What I hope for from a skit:
Your skit ideas should be an original short dramatic scene that
involves material heavily dependent on our reading material this
semester. It can do that by including snippets from stories in what
we have read or by including characters from what we have read, or
by other means.
Groups can be anywhere from 1 person to many, but you will need to
meet together outside of class: the more people, the more difficult
that is to do.
This is meant to be a creative way to reflect on and present a
serious issue.
Do not be offensive in any way.
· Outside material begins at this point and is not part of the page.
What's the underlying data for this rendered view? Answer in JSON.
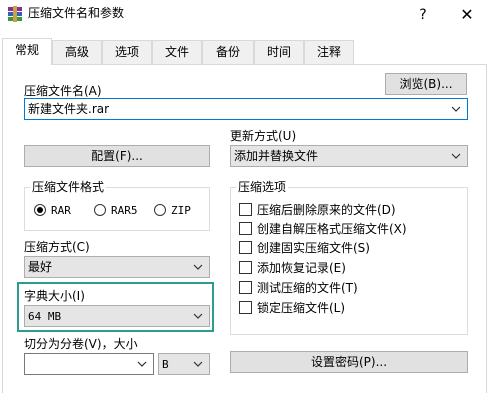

Do not make this merely humorous
either.
- Ideas for skit generation
- Take any character that interests you and imagine a
situation that character must have faced, then represent that
situation dramatically.
- Imagine a character that probably did exist, give him/her a
name, and situate him/her in a narrative in an interesting
way.
- Take any issue in the works we have read that interests you,
and imagine a scene that involves that issue:
- Role of women, children, slaves, kings, victims, gods,
sons, daughters, partners, etc.
- Pessimistic v. optimistic interpretation: pacifism?
militarism?
- Take a modern concern and imagine it into a situation having
to do with the Trojan War
- free speech, equal rights, victim-blaming, wealth
distribution, immigration, feminism, environmentalism, PTSD,
etc.
- just be careful about such things: provoke questions, but
not offense.
- Recreate an obviously Trojan-War situation in the modern
world somehow.
- I'd love to see props, costumes, music, song, dance, or
anything like that.
- Costumes, for instance, need not be fancy: wonders can be
done with merely a scarf, or a hat, or a mask, or a color
scheme.
There should be a "point" to the skit: remember how we wondered
about Sophocles' Electra whether Sophocles had a point to
make or was just producing a good play? Well, for your skit, we
shouldn't have to wonder: there should be a point, something that
you can tell us that the skit is about that is important.
Skits will be graded on choice of episode, creativity, and
the point of the skit (the thing that makes it worth seeing, the
clever bit, the premise, the thing that will make people think or
realize something) as well as execution (is it "well done"). Your
grade will be further determined by what others on your skit team
report: participate fully and heartily.